We see the mounting evidence of Russian atrocities against civilians.
Including indiscriminate shelling and targeted attacks on over 200 medical facilities, and 40 educational institutions and horrific acts of sexual violence.
We see from the reports of the Office of the High Commissioner for Human Rights that in parts of Ukraine currently under Russian control civilians are subjected to torture, arbitrary detention, and forced deportation to Russia.
And we have seen more grisly discoveries in Izyum.
It is not just Ukrainians who are the victims.
President Putin’s war has spread hardship and food insecurity across the globe plunging millions of the world’s most vulnerable into hunger and famine.
And once again, as we’ve seen here today, Russia has sought to deny responsibility.
It has tried to lay the blame on those who have rightly imposed sanctions on President Putin’s regime in response to his illegal actions.
To be clear we are not sanctioning food. It is Russia’s actions that are preventing food and fertiliser getting to developing countries.
It is Russia’s tactics and bombs that are to blame for destroying Ukraine’s farms, infrastructure, and delaying its exports.
I sat here in February, listening to the Russian representative assuring this Council that Russia had no intention of invading its neighbour. We now know that was a lie.
And today I have listened to further instalments of Russia’s catalogues of distortions, dishonesty, and disinformation. He has left the Chamber. I am not surprised, I don’t think Mr Lavrov wants to hear the collective condemnation of this Council but we saw through him then and we saw through him today.
We have information which means that we know that Russia is about to hold sham referenda on sovereign Ukrainian territory with no basis in law, under the threat of violence, after mass displacements of people in areas that voted overwhelmingly for Ukrainian independence. We know what Vladimir Putin is doing. He is planning to fabricate the outcome of those referenda. He is planning to use that to annex sovereign Ukrainian territory. And he is planning to use it as a further pretext to escalate his aggression. That is what he plans to do.
And we call on all countries to reject this charade and refuse to recognise any results. We are used to seeing Russia’s lies and distortions.
But let us listen to the testimony of Ukrainians who tell us about the reality of President Putin’s war.
Dr Olena Yuzvak, her husband Oleh and their 22-year-old son Dmytro, were abducted by Russian forces from their home in Gostomel, near Bucha, in March.
The soldiers shot Oleh twice in the legs, before they were all blindfolded and bundled into an armoured personnel carrier.
I want you to hear Olena’s story in her own words:
“First, they took us to a bombed-out house. The Russian soldiers kept saying they were going to kill us. My husband was left for hours lying on the floor in a pool of blood. I don’t know why. We’d done nothing wrong. Then they took my son away from us. I don’t know where. I don’t know if we’ll ever see him again.
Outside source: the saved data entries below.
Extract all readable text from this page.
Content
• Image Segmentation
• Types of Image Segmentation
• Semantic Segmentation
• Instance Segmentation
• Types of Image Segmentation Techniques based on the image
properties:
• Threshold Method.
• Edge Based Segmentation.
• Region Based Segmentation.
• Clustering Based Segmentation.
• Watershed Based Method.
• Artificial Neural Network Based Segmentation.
I just want my boy back.”
Olena’s story, and those of many others, tell us the truth, the real truth.
This is a war of annexation. A war of conquest.
To which President Putin now wants to send even more of Russia’s young men and women, making peace even less likely.
Mr Putin must understand the world the world is watching and we will not give up.
As members of the Security Council, we must unequivocally reject Russia’s attempts to annex Ukraine’s territory. We must make clear to President Putin that his attack on the Ukrainian people must stop, that there can be no impunity for those perpetrating atrocities and that he must withdraw from Ukraine and restore regional and global stability.
If he chose to, he could stop this war, a war which has done untold damage to the Ukrainian and the Russian peoples.
His war is an assault on Ukraine, an assault on the UN Charter, and an assault on the international norms that protect us all.
So we stand with our Ukrainian friends for as long as it takes.
Because Ukraine’s fight for freedom, is the world’s fight for freedom. It is our fight for freedom.
And if Ukraine’s sovereignty and territory are not respected, then no country is truly secure.
These are the reasons why Ukraine can, and must win.